Seeing is Believing? Evaluating Vision-Language Model Susceptibility in Agent-to-Agent Multimodal Persuasion

As autonomous agents increasingly interact, they inevitably attempt to influence one another. While prior work in text-only settings has explored the dynamics of Agent-to-Agent (A2A) persuasion, the rise of Vision-Language Models (VLMs) introduces a more complex challenge: multimodal content conveys richer information while integrating subtle, hard-to-detect persuasive cues. To study this vulnerability, we present MMPersuade, a unified framework and dataset for A2A multimodal persuasion.
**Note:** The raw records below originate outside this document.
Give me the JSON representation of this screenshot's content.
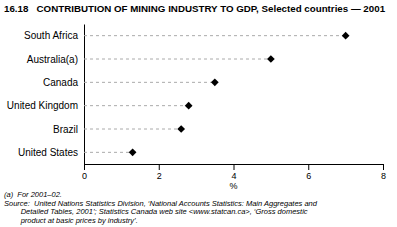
{
  "chart_data": {
    "type": "dot",
    "orientation": "horizontal",
    "title": "16.18   CONTRIBUTION OF MINING INDUSTRY TO GDP, Selected countries — 2001",
    "categories": [
      "South Africa",
      "Australia(a)",
      "Canada",
      "United Kingdom",
      "Brazil",
      "United States"
    ],
    "values": [
      7.0,
      5.0,
      3.5,
      2.8,
      2.6,
      1.3
    ],
    "x_label": "%",
    "xlim": [
      0,
      8
    ],
    "xticks": [
      0,
      2,
      4,
      6,
      8
    ],
    "color": "black",
    "marker": "diamond",
    "line_style": "dashed",
    "grid": false,
    "annotations": [
      "(a)  For 2001–02.",
      "Source:  United Nations Statistics Division, ‘National Accounts Statistics: Main Aggregates and\n        Detailed Tables, 2001’; Statistics Canada web site <www.statcan.ca>, ‘Gross domestic\n        product at basic prices by industry’."
    ]
  }
}
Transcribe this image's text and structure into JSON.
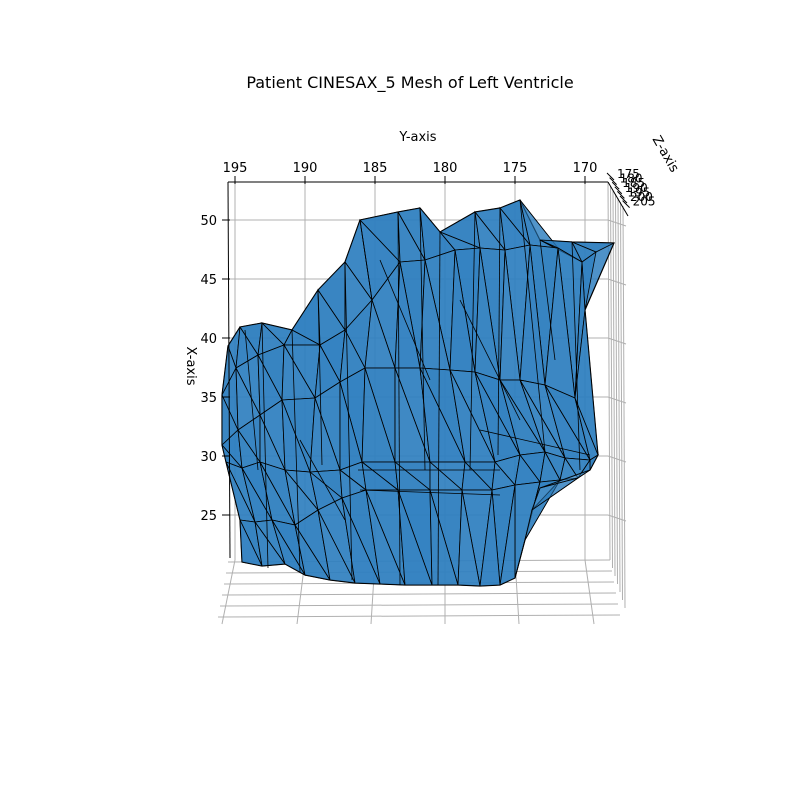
{
  "chart_data": {
    "type": "mesh3d",
    "title": "Patient CINESAX_5 Mesh of Left Ventricle",
    "xlabel": "X-axis",
    "ylabel": "Y-axis",
    "zlabel": "Z-axis",
    "x_ticks": [
      "25",
      "30",
      "35",
      "40",
      "45",
      "50"
    ],
    "y_ticks": [
      "195",
      "190",
      "185",
      "180",
      "175",
      "170"
    ],
    "z_ticks": [
      "175",
      "180",
      "185",
      "190",
      "195",
      "200",
      "205"
    ],
    "xlim": [
      21,
      52
    ],
    "ylim": [
      197,
      169
    ],
    "zlim": [
      175,
      205
    ],
    "grid": true,
    "colors": {
      "face": "#2f7fbf",
      "edge": "#000000",
      "grid": "#b0b0b0"
    }
  }
}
We model interactions between a persuader agent, which leverages images and psychological strategies, and a persuadee VLM. Our benchmark spans commercial, subjective and behavioral, and adversarial contexts, and evaluates persuasion via function-calling that capture behavioral shifts beyond verbal responses. Experiments on six VLMs reveal three findings: (1) multimodal inputs consistently outperform text-only persuasion, with raw visual signals uniquely increasing susceptibility in adversarial settings by bypassing text-activated safety defenses; (2) persuadee vulnerability is highly domain- and format-dependent, with realistic and community-style formats driving susceptibility in commercial settings while different formats dominate in adversarial ones; and (3) psychological strategy efficacy varies with context and model architecture, as more capable models resist benign persuasion yet become more susceptible under adversarial multimodal inputs. Our framework provides a foundation for building more robust and aligned VLMs in multi-agent environments.